The approach to governance of BNN Technology’s leadership team is to:

  • Promote the long term profitability of BNN Technology while prudently managing risk
  • Drive superior and sustainable shareholder value over the long term through the alignment of the interests of shareholders, management and staff
  • Meet stakeholder expectations of sound corporate governance as part of BNN Technology’s broader responsibility to commercial partners, shareholders, and the communities in which it operates


The Directors acknowledge the importance of high standards of corporate governance.

The Corporate Governance Code, published by the Quoted Companies Alliance (“QCA Code”) in 2013, sets out a standard of minimum best practice for small and mid-size quoted companies, particularly AIM companies. The Company complies with the QCA Code.

The Board of Directors comprises three Executive Directors and three Non-Executive Directors, including a Non-Executive Chairman.

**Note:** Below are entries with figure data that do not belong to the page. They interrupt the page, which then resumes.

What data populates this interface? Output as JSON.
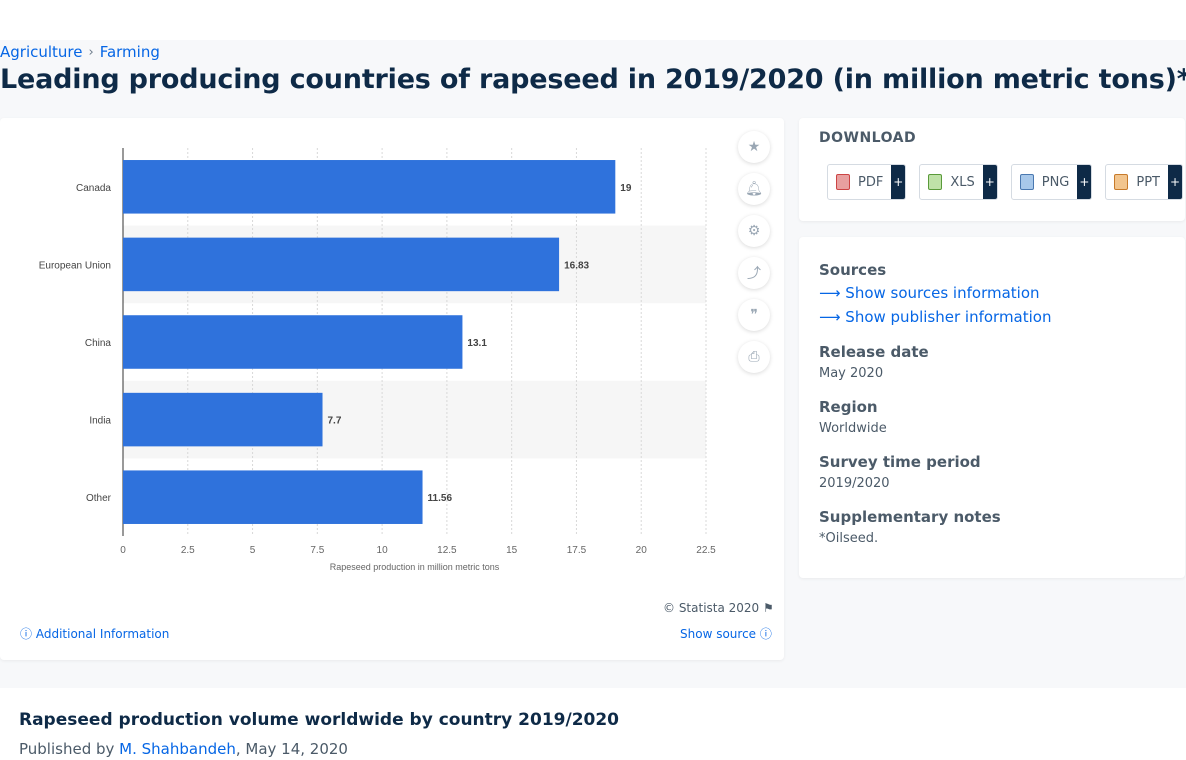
{
  "breadcrumb": {
    "item1": "Agriculture",
    "sep": "›",
    "item2": "Farming"
  },
  "page_title": "Leading producing countries of rapeseed in 2019/2020 (in million metric tons)*",
  "chart_data": {
    "type": "bar",
    "orientation": "horizontal",
    "categories": [
      "Canada",
      "European Union",
      "China",
      "India",
      "Other"
    ],
    "values": [
      19,
      16.83,
      13.1,
      7.7,
      11.56
    ],
    "value_labels": [
      "19",
      "16.83",
      "13.1",
      "7.7",
      "11.56"
    ],
    "xlabel": "Rapeseed production in million metric tons",
    "ylabel": "",
    "xlim": [
      0,
      22.5
    ],
    "xticks": [
      "0",
      "2.5",
      "5",
      "7.5",
      "10",
      "12.5",
      "15",
      "17.5",
      "20",
      "22.5"
    ],
    "grid": true,
    "bar_color": "#2f72dc"
  },
  "chart_footer": {
    "copyright": "© Statista 2020",
    "additional_info": "Additional Information",
    "show_source": "Show source"
  },
  "tools": [
    "star-icon",
    "bell-icon",
    "gear-icon",
    "share-icon",
    "quote-icon",
    "print-icon"
  ],
  "download": {
    "title": "DOWNLOAD",
    "buttons": [
      {
        "label": "PDF",
        "plus": "+"
      },
      {
        "label": "XLS",
        "plus": "+"
      },
      {
        "label": "PNG",
        "plus": "+"
      },
      {
        "label": "PPT",
        "plus": "+"
      }
    ]
  },
  "info": {
    "sources_heading": "Sources",
    "show_sources": "Show sources information",
    "show_publisher": "Show publisher information",
    "release_heading": "Release date",
    "release_value": "May 2020",
    "region_heading": "Region",
    "region_value": "Worldwide",
    "survey_heading": "Survey time period",
    "survey_value": "2019/2020",
    "notes_heading": "Supplementary notes",
    "notes_value": "*Oilseed."
  },
  "bottom": {
    "title": "Rapeseed production volume worldwide by country 2019/2020",
    "published_by": "Published by",
    "author": "M. Shahbandeh",
    "date": ", May 14, 2020"
  }
}
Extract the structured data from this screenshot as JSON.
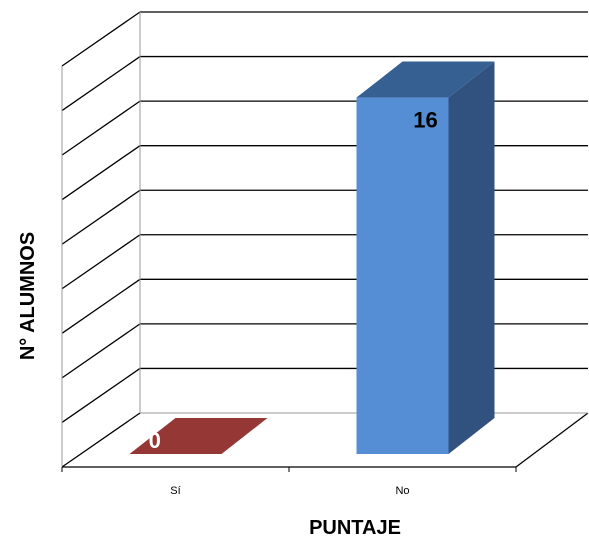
{
  "chart_data": {
    "type": "bar",
    "style": "3d",
    "categories": [
      "Sí",
      "No"
    ],
    "values": [
      0,
      16
    ],
    "xlabel": "PUNTAJE",
    "ylabel": "N° ALUMNOS",
    "ylim": [
      0,
      18
    ],
    "grid": true,
    "legend": "none",
    "data_labels": [
      "0",
      "16"
    ],
    "bar_colors": [
      {
        "front": "#953735",
        "top": "#953735",
        "side": "#632523"
      },
      {
        "front": "#558ED5",
        "top": "#376092",
        "side": "#31527E"
      }
    ],
    "label_colors": [
      "#ffffff",
      "#000000"
    ]
  }
}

The Board meets at least three times a year to review, formulate and approve the Group’s strategy, budgets, corporate actions and oversee the Group’s progress towards its goals. The Company has established audit, nomination and remuneration committees with formally delegated duties and responsibilities and with written terms of reference. Each of these committees will meet regularly and at least twice a year. From time to time separate committees may be set up by the Board to consider specific issues when the need arises.

Board Committees

Remuneration Committee
Chairman: Lord Mancroft

The Remuneration Committee will review the performance of the executive directors and make recommendations to the Board on matters relating to their remuneration and terms of service. The Remuneration Committee will also make recommendations to the Board on proposals for the granting of share options and other equity incentives pursuant to any employee share option scheme or equity incentive plans in operation from time to time.

The Remuneration Committee will meet as and when necessary, but at least twice a year. In exercising this role, the Directors shall have regard to the recommendations put forward in the QCA Code and, where appropriate, the QCA Remuneration Committee Guide and associated guidance. The members of the Remuneration Committee shall include a minimum of two independent non-executive Directors.

Nomination Committee
Chairman: Lord Mancroft

The Nomination Committee will have responsibility for reviewing the structure, size and composition (including skills, knowledge and experience) of the Board and giving full consideration to succession planning. It will also have responsibility for recommending new appointments to the Board. The Nomination Committee will meet not less than twice a year and at such other times as required.

Audit Committee

The Audit Committee will have the primary responsibility of monitoring the quality of internal controls to ensure that the financial performance of the Group is properly measured and reported on. It will receive and review reports from the Group’s management and external auditors relating to the interim and annual accounts and the accounting and internal systems in use throughout the Group. The Audit Committee will meet at least three times in each financial year and will have unrestricted access to the Group’s auditors.